JMMR 2022 : Homélie du cardinal Jean-Marc Aveline, archevêque de Marseille
A l’occasion de la messe de rentrée du diocésaine, dimanche 25 septembre 2022, le cardinal Jean-Marc Aveline, archevêque de Marseille, a cité le Message du pape François pour la Journée Mondiale du Migrant et du Réfugié. « Mets-toi au travail pour construire avec eux l’avenir du monde » a-t-il encouragé.
Nous qui écoutons cette parabole bien longtemps après qu’elle fut prononcée, nous ne pouvons que confirmer : un homme, Jésus, celui-là même qui racontait cette histoire, est bien ressuscité d’entre les morts, cela n’a pas convaincu grand monde ! Certes, après quelques siècles de persécution, le christianisme s’est étendu, du moins autour du bassin méditerranéen, et surtout lorsqu’il est devenu une religion d’État. Mais il y a loin entre l’appartenance formelle et conventionnelle à une religion qui a les faveurs des pouvoirs en place, et l’adhésion intérieure, réelle, pour laquelle on est prêt à risquer sa vie ! En racontant l’histoire de cet homme riche, « vêtu de pourpre et de lin » et du pauvre Lazare qui gisait, malade, devant le portail de la maison du riche sans que celui-ci ne s’en préoccupe le moins du monde, Jésus voulait attirer l’attention de ses auditeurs, et la nôtre encore ce soir, sur l’urgence, la criante urgence de la fraternité. Non seulement pour l’avenir de notre société et de notre monde, et c’est déjà beaucoup, ne serait-ce que par responsabilité envers les générations futures, mais aussi parce que Dieu lui-même ne cesse de nous le demander, non par la force, mais en nous montrant l’exemple.
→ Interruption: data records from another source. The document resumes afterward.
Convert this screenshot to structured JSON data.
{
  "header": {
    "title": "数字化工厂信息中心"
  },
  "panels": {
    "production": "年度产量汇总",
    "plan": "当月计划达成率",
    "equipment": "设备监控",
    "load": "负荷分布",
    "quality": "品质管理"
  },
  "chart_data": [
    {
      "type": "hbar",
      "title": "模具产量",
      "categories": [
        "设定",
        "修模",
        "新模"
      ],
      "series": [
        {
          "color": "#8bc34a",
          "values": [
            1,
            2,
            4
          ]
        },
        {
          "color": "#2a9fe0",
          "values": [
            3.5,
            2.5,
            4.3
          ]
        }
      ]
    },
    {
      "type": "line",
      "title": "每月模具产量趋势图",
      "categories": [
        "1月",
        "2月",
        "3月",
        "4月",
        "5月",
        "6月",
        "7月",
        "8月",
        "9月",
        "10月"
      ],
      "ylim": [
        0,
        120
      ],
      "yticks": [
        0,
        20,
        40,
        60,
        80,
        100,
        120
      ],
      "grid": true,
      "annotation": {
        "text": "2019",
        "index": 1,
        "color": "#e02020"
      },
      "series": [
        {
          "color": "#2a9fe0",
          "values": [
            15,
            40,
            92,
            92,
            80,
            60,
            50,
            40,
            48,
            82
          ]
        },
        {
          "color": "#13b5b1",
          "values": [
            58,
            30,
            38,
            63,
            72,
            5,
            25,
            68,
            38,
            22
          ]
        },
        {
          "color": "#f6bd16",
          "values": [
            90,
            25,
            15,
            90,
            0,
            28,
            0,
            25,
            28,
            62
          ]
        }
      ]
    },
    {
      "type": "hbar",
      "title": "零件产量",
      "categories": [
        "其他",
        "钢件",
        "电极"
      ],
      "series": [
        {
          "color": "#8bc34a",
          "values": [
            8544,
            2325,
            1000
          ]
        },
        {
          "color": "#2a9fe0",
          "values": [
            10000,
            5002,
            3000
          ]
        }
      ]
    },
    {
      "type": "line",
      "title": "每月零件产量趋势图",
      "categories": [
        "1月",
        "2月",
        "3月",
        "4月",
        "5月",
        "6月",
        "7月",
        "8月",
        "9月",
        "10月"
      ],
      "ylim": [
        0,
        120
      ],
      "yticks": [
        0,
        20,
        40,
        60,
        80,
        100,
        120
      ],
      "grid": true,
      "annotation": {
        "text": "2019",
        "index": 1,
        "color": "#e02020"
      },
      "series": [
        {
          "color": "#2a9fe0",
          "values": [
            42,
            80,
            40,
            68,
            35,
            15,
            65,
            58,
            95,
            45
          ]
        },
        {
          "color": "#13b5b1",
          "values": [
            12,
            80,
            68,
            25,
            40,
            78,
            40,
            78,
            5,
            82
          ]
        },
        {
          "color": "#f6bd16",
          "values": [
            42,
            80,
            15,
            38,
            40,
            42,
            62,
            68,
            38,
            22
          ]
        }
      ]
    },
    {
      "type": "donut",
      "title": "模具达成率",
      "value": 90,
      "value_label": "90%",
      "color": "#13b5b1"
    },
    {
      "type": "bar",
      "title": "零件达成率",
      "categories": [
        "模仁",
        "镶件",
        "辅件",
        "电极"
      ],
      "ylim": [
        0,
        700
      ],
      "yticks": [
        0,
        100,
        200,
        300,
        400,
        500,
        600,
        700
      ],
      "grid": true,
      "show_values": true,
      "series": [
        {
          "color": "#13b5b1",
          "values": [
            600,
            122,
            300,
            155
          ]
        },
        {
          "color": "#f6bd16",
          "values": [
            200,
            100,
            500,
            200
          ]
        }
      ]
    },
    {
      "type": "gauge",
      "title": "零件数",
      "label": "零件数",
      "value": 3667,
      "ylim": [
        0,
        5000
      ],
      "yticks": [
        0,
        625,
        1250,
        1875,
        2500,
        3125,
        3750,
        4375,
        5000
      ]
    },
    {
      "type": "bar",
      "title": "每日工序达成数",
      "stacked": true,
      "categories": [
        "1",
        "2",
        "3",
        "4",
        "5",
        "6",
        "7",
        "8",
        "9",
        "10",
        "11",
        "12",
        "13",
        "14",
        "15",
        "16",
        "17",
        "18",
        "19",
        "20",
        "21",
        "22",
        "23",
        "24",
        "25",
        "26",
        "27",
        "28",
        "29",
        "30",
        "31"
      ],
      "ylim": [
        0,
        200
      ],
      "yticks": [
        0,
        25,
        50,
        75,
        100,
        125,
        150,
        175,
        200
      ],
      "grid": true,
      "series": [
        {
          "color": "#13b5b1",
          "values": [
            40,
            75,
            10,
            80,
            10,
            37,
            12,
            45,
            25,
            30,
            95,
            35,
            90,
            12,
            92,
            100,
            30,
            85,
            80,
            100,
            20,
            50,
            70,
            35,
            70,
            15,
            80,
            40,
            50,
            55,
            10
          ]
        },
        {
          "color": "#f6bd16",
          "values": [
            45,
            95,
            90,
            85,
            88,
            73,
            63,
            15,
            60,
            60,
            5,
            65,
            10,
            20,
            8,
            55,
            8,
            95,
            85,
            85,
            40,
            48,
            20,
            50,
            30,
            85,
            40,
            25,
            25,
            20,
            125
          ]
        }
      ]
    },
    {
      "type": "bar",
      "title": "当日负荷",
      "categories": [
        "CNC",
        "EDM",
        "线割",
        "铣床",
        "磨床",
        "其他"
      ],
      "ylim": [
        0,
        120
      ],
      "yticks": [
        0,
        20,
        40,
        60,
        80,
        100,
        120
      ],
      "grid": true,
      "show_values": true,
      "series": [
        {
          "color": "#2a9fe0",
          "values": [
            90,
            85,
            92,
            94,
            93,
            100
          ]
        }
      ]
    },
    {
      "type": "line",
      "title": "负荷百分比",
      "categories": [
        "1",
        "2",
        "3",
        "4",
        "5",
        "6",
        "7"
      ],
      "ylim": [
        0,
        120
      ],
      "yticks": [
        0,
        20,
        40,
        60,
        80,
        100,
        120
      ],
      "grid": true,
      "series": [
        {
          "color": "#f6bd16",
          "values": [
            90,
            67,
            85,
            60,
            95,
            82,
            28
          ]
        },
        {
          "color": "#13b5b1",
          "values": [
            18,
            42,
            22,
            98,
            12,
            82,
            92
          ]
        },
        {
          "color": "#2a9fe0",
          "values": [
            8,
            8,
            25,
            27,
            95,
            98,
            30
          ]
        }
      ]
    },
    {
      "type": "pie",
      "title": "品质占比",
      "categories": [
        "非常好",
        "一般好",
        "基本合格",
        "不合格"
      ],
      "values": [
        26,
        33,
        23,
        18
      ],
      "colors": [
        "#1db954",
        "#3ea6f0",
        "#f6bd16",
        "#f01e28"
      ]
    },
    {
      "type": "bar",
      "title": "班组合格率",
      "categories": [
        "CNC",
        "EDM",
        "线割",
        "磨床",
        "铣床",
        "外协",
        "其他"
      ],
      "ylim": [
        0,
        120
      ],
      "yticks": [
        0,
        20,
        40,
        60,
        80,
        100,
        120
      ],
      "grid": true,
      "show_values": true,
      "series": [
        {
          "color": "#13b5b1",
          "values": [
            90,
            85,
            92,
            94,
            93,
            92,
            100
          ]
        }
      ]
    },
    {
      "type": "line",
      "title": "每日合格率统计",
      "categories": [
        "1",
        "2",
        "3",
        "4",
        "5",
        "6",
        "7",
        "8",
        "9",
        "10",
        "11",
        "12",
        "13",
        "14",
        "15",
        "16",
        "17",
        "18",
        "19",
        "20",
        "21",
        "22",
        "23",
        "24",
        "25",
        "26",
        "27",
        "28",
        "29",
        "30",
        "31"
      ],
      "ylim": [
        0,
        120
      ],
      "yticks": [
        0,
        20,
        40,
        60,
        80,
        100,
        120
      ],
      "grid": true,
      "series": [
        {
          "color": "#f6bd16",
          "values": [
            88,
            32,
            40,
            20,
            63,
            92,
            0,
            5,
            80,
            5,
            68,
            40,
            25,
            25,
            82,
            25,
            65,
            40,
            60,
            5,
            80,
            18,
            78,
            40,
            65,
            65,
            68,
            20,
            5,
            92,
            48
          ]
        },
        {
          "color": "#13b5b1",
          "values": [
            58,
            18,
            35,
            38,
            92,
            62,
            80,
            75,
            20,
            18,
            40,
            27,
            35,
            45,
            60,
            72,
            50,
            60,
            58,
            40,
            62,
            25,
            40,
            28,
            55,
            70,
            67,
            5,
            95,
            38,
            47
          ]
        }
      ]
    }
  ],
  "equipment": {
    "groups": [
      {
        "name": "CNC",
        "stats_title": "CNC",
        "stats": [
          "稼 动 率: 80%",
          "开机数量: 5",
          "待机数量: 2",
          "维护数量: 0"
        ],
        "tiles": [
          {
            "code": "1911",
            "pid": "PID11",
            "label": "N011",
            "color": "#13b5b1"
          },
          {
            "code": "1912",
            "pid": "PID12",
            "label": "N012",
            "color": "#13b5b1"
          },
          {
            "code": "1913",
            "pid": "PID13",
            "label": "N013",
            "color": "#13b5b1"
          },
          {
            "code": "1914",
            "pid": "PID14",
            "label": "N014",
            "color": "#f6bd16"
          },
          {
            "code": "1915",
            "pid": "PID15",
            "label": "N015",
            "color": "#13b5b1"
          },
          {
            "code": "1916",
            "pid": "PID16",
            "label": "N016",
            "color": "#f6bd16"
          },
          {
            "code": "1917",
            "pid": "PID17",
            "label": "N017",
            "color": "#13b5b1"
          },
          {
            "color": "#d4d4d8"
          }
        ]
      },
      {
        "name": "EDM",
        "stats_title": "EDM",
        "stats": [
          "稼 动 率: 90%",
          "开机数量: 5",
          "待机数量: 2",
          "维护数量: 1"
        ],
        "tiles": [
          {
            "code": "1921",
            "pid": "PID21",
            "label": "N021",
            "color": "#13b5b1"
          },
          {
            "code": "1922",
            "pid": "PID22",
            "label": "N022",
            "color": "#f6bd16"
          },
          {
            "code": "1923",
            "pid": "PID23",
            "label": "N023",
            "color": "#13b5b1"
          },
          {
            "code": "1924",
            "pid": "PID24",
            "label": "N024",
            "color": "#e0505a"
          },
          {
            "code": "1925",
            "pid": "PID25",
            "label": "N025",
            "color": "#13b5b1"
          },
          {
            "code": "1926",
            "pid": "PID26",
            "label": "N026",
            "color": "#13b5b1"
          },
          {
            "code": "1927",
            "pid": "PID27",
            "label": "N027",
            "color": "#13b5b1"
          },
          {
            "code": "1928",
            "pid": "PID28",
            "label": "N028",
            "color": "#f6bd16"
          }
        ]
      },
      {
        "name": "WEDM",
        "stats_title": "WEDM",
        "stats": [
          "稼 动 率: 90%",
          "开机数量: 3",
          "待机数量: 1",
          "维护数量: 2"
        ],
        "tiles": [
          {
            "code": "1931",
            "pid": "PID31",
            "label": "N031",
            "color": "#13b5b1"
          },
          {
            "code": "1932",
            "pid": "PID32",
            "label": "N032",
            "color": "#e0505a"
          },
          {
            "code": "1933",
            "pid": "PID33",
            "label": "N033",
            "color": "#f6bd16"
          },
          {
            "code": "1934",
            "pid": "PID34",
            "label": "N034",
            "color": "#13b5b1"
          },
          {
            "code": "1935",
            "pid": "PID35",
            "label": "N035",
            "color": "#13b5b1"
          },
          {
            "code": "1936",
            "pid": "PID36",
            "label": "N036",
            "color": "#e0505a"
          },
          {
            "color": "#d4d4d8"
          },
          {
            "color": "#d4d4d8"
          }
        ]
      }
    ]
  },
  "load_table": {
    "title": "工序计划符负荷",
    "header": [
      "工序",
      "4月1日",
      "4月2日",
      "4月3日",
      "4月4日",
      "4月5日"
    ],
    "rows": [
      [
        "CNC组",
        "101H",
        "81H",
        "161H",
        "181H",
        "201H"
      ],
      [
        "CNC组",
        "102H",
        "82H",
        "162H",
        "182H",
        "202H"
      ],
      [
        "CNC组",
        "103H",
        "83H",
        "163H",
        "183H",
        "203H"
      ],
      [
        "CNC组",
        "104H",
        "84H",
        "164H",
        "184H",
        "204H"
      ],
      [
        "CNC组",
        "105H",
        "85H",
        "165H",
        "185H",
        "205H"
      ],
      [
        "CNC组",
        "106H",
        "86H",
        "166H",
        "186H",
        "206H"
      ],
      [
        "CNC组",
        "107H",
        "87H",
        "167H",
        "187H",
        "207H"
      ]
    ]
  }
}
Déjà, dans le Premier Testament, le prophète Amos, comme on l’a entendu tout à l’heure, ne mâchait pas ses mots pour fustiger ceux qui « vivent bien tranquilles », qui « se croient en sécurité », « vautrés sur leurs divans ». Enfermés sur eux-mêmes, dans un entre soi luxueux mais mortifère, ils ne se préoccupent nullement des problèmes du monde, et même pas, comme dit Amos, « du désastre d’Israël ». Mais cette « bande de vautrés » finira mal, avertit le prophète : ils seront « les premiers des déportés ». C’est ce même aveuglement, chers amis, que Jésus dénonce dans sa petite parabole. L’homme riche n’est pas condamnable parce qu’il est riche, mais bien plutôt parce que, centré sur lui-même et sur son confort, il ne voit même plus la misère des autres. Car un riche a toujours soif d’égards ; et plus il est riche, plus il a soif ! Être riche n’est pas un mal en soi, mais l’addiction à la richesse en est un, parce qu’elle nous aveugle et nous ronge de l’intérieur, en paralysant en nous tout élan de compassion et de fraternité. C’est vrai non seulement au niveau des personnes, mais aussi au niveau des pays. Il n’y a qu’à voir comment, aux frontières des pays riches, on n’hésite pas, de nos jours, à construire des murs, dont on souhaiterait même qu’ils deviennent des abîmes infranchissables, pour refuser de voir la misère qui est de l’autre côté et pour tenter d’éviter que la pauvreté des bannis ne vienne perturber l’opulence des nantis ! Et pourtant ! Souvenons-nous de la fin de la parabole : le riche, une fois en enfer, a beau demander qu’un miracle vienne secouer ses cinq frères encore en vie mais toujours aveuglés, Abraham perçoit qu’il s’agit bien là d’une demande de riches, ceux à qui il en faudra toujours plus, alors qu’ils ont déjà, avec Moïse et les Prophètes, ce qui devrait suffire à les faire réfléchir. Et Abraham de conclure : « S’ils n’écoutent pas Moïse ni les Prophètes, quelqu’un pourra bien ressusciter d’entre les morts : ils ne seront pas convaincus ».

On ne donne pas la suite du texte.